When this method was first employed in the nineties it seemed to be the case that 80% of web content was in English. Ongoing research using the same method has shown a continuous fall in the proportion of web content that is in English. By 2005 only 45% of content was thought to be in English and the current estimate is under 40%. Considering that only around 5% of the world population is a native English speaker, with around 20% thought to have some competency with the language, there may still be some way to go in making the internet more accurately reflect the world’s linguistic variation.
A trend has been identified showing that web usage grows fastest in countries where English is not the dominant language.
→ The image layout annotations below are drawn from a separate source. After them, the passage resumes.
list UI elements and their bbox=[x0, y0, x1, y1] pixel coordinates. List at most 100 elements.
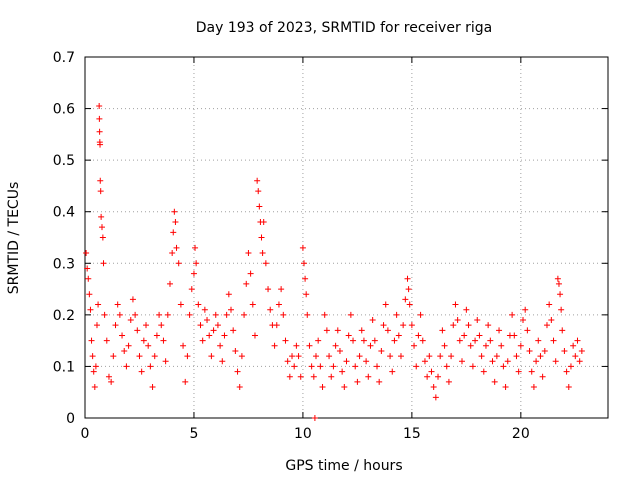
data-point bbox=[175, 260, 182, 267]
y-axis-label: SRMTID / TECUs bbox=[6, 182, 22, 295]
x-tick-label: 10 bbox=[294, 426, 312, 442]
data-point bbox=[114, 301, 121, 308]
data-point bbox=[217, 342, 224, 349]
data-point bbox=[550, 337, 557, 344]
data-point bbox=[110, 353, 117, 360]
x-tick-label: 20 bbox=[512, 426, 530, 442]
x-axis-label: GPS time / hours bbox=[285, 458, 402, 474]
data-point bbox=[97, 188, 104, 195]
data-point bbox=[164, 311, 171, 318]
data-point bbox=[311, 415, 318, 421]
data-point bbox=[496, 327, 503, 334]
data-point bbox=[258, 234, 265, 241]
data-point bbox=[330, 363, 337, 370]
data-point bbox=[491, 378, 498, 385]
data-point bbox=[201, 306, 208, 313]
data-point bbox=[249, 301, 256, 308]
data-point bbox=[223, 311, 230, 318]
data-point bbox=[570, 342, 577, 349]
data-point bbox=[96, 128, 103, 135]
data-point bbox=[578, 347, 585, 354]
data-point bbox=[97, 141, 104, 148]
data-point bbox=[489, 358, 496, 365]
plot-border bbox=[84, 56, 609, 419]
data-point bbox=[513, 353, 520, 360]
data-point bbox=[363, 358, 370, 365]
data-point bbox=[100, 260, 107, 267]
data-point bbox=[430, 384, 437, 391]
data-point bbox=[312, 353, 319, 360]
data-point bbox=[192, 244, 199, 251]
data-point bbox=[347, 311, 354, 318]
data-point bbox=[310, 373, 317, 380]
data-point bbox=[389, 368, 396, 375]
data-point bbox=[502, 384, 509, 391]
x-tick-label: 15 bbox=[403, 426, 421, 442]
data-point bbox=[188, 286, 195, 293]
data-point bbox=[171, 208, 178, 215]
data-point bbox=[302, 275, 309, 282]
data-point bbox=[435, 373, 442, 380]
data-point bbox=[286, 373, 293, 380]
data-point bbox=[530, 384, 537, 391]
data-point bbox=[539, 373, 546, 380]
data-point bbox=[186, 311, 193, 318]
data-point bbox=[87, 306, 94, 313]
data-point bbox=[280, 311, 287, 318]
data-point bbox=[236, 384, 243, 391]
data-point bbox=[421, 358, 428, 365]
data-point bbox=[400, 322, 407, 329]
data-point bbox=[243, 280, 250, 287]
data-point bbox=[99, 234, 106, 241]
y-tick-label: 0.5 bbox=[53, 153, 75, 169]
data-point bbox=[228, 306, 235, 313]
data-point bbox=[384, 327, 391, 334]
data-point bbox=[452, 301, 459, 308]
data-point bbox=[184, 353, 191, 360]
data-point bbox=[567, 363, 574, 370]
data-point bbox=[96, 102, 103, 109]
data-point bbox=[83, 249, 90, 256]
data-point bbox=[193, 260, 200, 267]
data-point bbox=[293, 342, 300, 349]
data-point bbox=[511, 332, 518, 339]
data-point bbox=[437, 353, 444, 360]
data-point bbox=[456, 337, 463, 344]
data-point bbox=[125, 342, 132, 349]
data-point bbox=[301, 260, 308, 267]
data-point bbox=[391, 337, 398, 344]
data-point bbox=[129, 296, 136, 303]
data-point bbox=[413, 363, 420, 370]
data-point bbox=[461, 332, 468, 339]
data-point bbox=[105, 373, 112, 380]
data-point bbox=[474, 317, 481, 324]
data-point bbox=[574, 337, 581, 344]
data-point bbox=[295, 353, 302, 360]
data-point bbox=[576, 358, 583, 365]
data-point bbox=[89, 353, 96, 360]
data-point bbox=[195, 301, 202, 308]
data-point bbox=[321, 311, 328, 318]
data-point bbox=[86, 291, 93, 298]
data-point bbox=[190, 270, 197, 277]
data-point bbox=[500, 363, 507, 370]
data-point bbox=[356, 353, 363, 360]
data-point bbox=[108, 378, 115, 385]
data-point bbox=[555, 280, 562, 287]
data-point bbox=[397, 353, 404, 360]
data-point bbox=[328, 373, 335, 380]
data-point bbox=[352, 363, 359, 370]
data-point bbox=[323, 327, 330, 334]
data-point bbox=[371, 337, 378, 344]
data-point bbox=[259, 249, 266, 256]
data-point bbox=[103, 337, 110, 344]
y-tick-label: 0 bbox=[66, 411, 75, 427]
y-tick-label: 0.1 bbox=[53, 359, 75, 375]
data-point bbox=[332, 342, 339, 349]
data-point bbox=[147, 363, 154, 370]
data-point bbox=[493, 353, 500, 360]
data-point bbox=[92, 363, 99, 370]
data-point bbox=[95, 301, 102, 308]
data-points bbox=[83, 102, 585, 421]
By 2010, only just over a quarter of web users were native speakers of English – compared to over 80% in 1996. There are several factors behind this shift in the linguistic profile of web content. The rise of user-generated content has probably played a part in expanding linguistic diversity. Whilst users might be prepared to interact with sites written in other languages, when it comes to generating content they mostly want to do so in their own mother tongue.
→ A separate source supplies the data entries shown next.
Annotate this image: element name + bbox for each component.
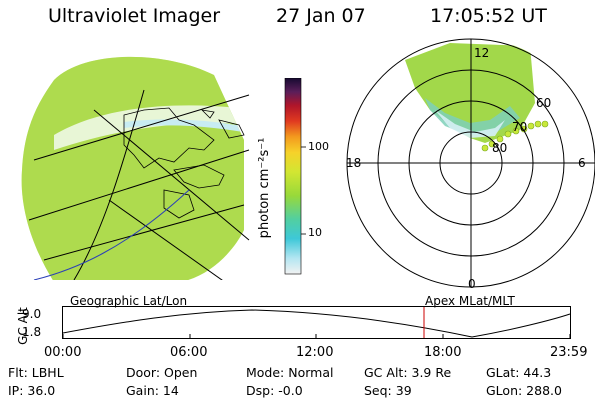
timeline-xtick-1200: 12:00 <box>296 345 334 360</box>
colorbar-tick-100: 100 <box>308 140 329 153</box>
globe-disk <box>21 56 245 280</box>
info-door: Door: Open <box>126 365 198 380</box>
colorbar-tick-10: 10 <box>308 226 322 239</box>
terminator-band <box>54 105 245 150</box>
timeline-xtick-2359: 23:59 <box>550 345 588 360</box>
lat-label-70: 70 <box>512 120 528 134</box>
colorbar-unit-label: photon cm⁻²s⁻¹ <box>257 137 272 239</box>
timeline-ytick-low: 1.8 <box>22 325 42 339</box>
altitude-curve <box>62 309 571 338</box>
timeline-frame <box>62 306 571 339</box>
orbit-track <box>33 189 190 280</box>
altitude-timeline <box>62 306 571 339</box>
info-gc-alt: GC Alt: 3.9 Re <box>364 365 452 380</box>
time-label: 17:05:52 UT <box>430 5 547 27</box>
timeline-xtick-1800: 18:00 <box>424 345 462 360</box>
lat-label-60: 60 <box>536 96 552 110</box>
timeline-xtick-0000: 00:00 <box>44 345 82 360</box>
instrument-title: Ultraviolet Imager <box>48 5 221 27</box>
mlt-label-0: 0 <box>468 277 476 291</box>
info-ip: IP: 36.0 <box>8 383 56 398</box>
polar-plot <box>346 38 595 288</box>
date-label: 27 Jan 07 <box>276 5 366 27</box>
lat-label-80: 80 <box>492 141 508 155</box>
timeline-left-title: Geographic Lat/Lon <box>70 294 188 308</box>
mlt-label-18: 18 <box>346 156 362 170</box>
mlt-label-12: 12 <box>474 46 490 60</box>
info-glon: GLon: 288.0 <box>486 383 562 398</box>
timeline-ytick-high: 9.0 <box>22 307 42 321</box>
info-dsp: Dsp: -0.0 <box>246 383 303 398</box>
info-mode: Mode: Normal <box>246 365 334 380</box>
mlt-label-6: 6 <box>578 156 586 170</box>
polar-grid <box>346 38 595 288</box>
lat-lon-grid <box>28 89 250 280</box>
timeline-right-title: Apex MLat/MLT <box>425 294 515 308</box>
info-gain: Gain: 14 <box>126 383 179 398</box>
info-glat: GLat: 44.3 <box>486 365 552 380</box>
oval-edge-points <box>481 120 549 152</box>
colorbar <box>284 78 306 275</box>
timeline-xtick-0600: 06:00 <box>170 345 208 360</box>
info-filter: Flt: LBHL <box>8 365 64 380</box>
globe-image <box>21 56 250 280</box>
info-seq: Seq: 39 <box>364 383 412 398</box>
Dramatic growth in internet access for speakers of languages such as Arabic and Chinese will also mean English is no longer the dominant language it once was online. There is plenty of progress still to be made in bringing emerging markets online, and many of their citizens will speak languages other than English. This represents a huge linguistic group still to opt in to the world wide web and bring their own language needs with them.
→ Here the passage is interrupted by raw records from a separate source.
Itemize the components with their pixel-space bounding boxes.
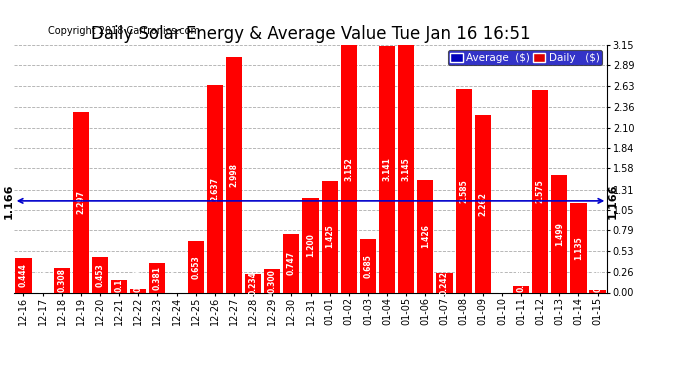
Bar [322, 180, 338, 292]
Bar [589, 290, 606, 292]
Text: 0.030: 0.030 [593, 268, 602, 292]
Bar [207, 85, 223, 292]
Bar [417, 180, 433, 292]
Text: 0.160: 0.160 [115, 268, 124, 292]
Text: 2.575: 2.575 [535, 180, 544, 203]
Bar [54, 268, 70, 292]
Bar [92, 257, 108, 292]
Legend: Average  ($), Daily   ($): Average ($), Daily ($) [448, 50, 602, 65]
Text: 0.242: 0.242 [440, 271, 449, 295]
Bar [455, 89, 472, 292]
Bar [111, 280, 127, 292]
Bar [15, 258, 32, 292]
Bar [264, 269, 280, 292]
Text: 2.297: 2.297 [77, 190, 86, 214]
Text: 0.000: 0.000 [172, 268, 181, 292]
Bar [379, 46, 395, 292]
Text: 0.088: 0.088 [517, 268, 526, 292]
Title: Daily Solar Energy & Average Value Tue Jan 16 16:51: Daily Solar Energy & Average Value Tue J… [90, 26, 531, 44]
Text: 3.152: 3.152 [344, 157, 353, 180]
Text: Copyright 2018 Cartronics.com: Copyright 2018 Cartronics.com [48, 26, 200, 36]
Text: 0.653: 0.653 [191, 255, 200, 279]
Text: 0.234: 0.234 [248, 272, 257, 295]
Text: 1.166: 1.166 [607, 183, 617, 219]
Text: 2.585: 2.585 [459, 179, 468, 203]
Text: 0.000: 0.000 [38, 268, 47, 292]
Text: 1.425: 1.425 [325, 225, 334, 248]
Bar [72, 112, 89, 292]
Bar [398, 45, 415, 292]
Text: 0.047: 0.047 [134, 268, 143, 292]
Bar [130, 289, 146, 292]
Bar [188, 241, 204, 292]
Bar [551, 175, 567, 292]
Text: 2.637: 2.637 [210, 177, 219, 201]
Bar [283, 234, 299, 292]
Bar [341, 45, 357, 292]
Text: 3.145: 3.145 [402, 157, 411, 181]
Text: 0.444: 0.444 [19, 263, 28, 287]
Text: 0.685: 0.685 [364, 254, 373, 278]
Bar [571, 203, 586, 292]
Text: 1.166: 1.166 [4, 183, 14, 219]
Text: 1.200: 1.200 [306, 233, 315, 257]
Bar [436, 273, 453, 292]
Text: 0.308: 0.308 [57, 268, 66, 292]
Bar [532, 90, 549, 292]
Text: 1.135: 1.135 [574, 236, 583, 260]
Bar [226, 57, 242, 292]
Text: 2.262: 2.262 [478, 192, 487, 216]
Bar [245, 274, 262, 292]
Text: 0.000: 0.000 [497, 268, 506, 292]
Text: 0.747: 0.747 [287, 251, 296, 275]
Bar [302, 198, 319, 292]
Text: 1.499: 1.499 [555, 222, 564, 246]
Bar [475, 115, 491, 292]
Bar [513, 286, 529, 292]
Text: 3.141: 3.141 [382, 157, 391, 181]
Text: 0.300: 0.300 [268, 269, 277, 292]
Text: 1.426: 1.426 [421, 225, 430, 248]
Bar [359, 238, 376, 292]
Text: 0.453: 0.453 [95, 263, 104, 286]
Bar [149, 262, 166, 292]
Text: 2.998: 2.998 [230, 163, 239, 187]
Text: 0.381: 0.381 [153, 266, 162, 290]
It’s pretty clear that there’s still quite some way to go before the world’s linguistic diversity is properly reflected online, with even some of the world’s most commonly-spoken languages still not catered for online. Widely spoken languages such as Arabic and Hindi still only account for a very small proportion of online content. Only around a quarter of Malay speakers are thought to have internet access, despite being one of the world’s most widely-spoken languages.
How can we bring more languages online?
So what needs to happen to effect change? Achieving greater linguistic diversity online is probably going to require more than just enabling access for speakers of languages such as Malay. It will also be necessary to move away from the present situation where content creation is centralized both geographically and linguistically.
Because the development of localised content is costly and bears a significant amount of risk, a new model may need to evolve to find ways to distribute and monetize this new diversity of content.
Search technology will also need to adapt to the new linguistic profile of the internet. It’s already difficult for search engines to fully index social media networks, meaning some web content remains invisible. What content they do manage to index tends to favour English content, partly because it is more profitable from an advertising perspective. This may be another challenge to overcome when new language groups need to be served their own content.
Some of the larger multinational platforms are making efforts to expand their offering to target the bigger languages. Google is actively targeting speakers of Indian languages, in particular Hindi, in the hope of grabbing this emerging market in the early stages. This kind of drive to incorporate new language groups is clearly only going to be worthwhile doing for larger language markets. Google believes that 500 million internet users could be reached by its activities in India, from an emerging middle class with potential spending power, so it’s obviously worth the investment to target the most widely-spoken Indian languages.
Facebook has also expanded the number of languages it caters for – presently it can handle about 70 of the world’s 7000 languages. To expand language options the social media giant has opened its translation application to volunteer translators. In theory this translation model allows for it to quickly add to the number of languages it offers, however in practice the numbers of new language options being offered are limited. It isn’t clear what Facebook’s plans are to expand its language offerings further.
In any case, it may not be the case that existing players are best placed to expand their services to encompass other languages. Czech Republic’s native search platform, Seznam, claims that it is its local knowledge that makes it possible to compete successfully against the global giant. Seznam offers features important to local users, such as daily updated local maps, which the giant competitor is unable to offer to a market that size. Seznam has 1000 employees and it may be the case that Seznam is operating in a market large enough for a native operator to thrive but too small for a larger multinational to invest much energy in challenging.
This begs the ugly question whether only profitable language groups are going to be catered for with their own language content online. That is potentially a risk unless we find new ways to create, distribute and monetize content for smaller linguistic populations.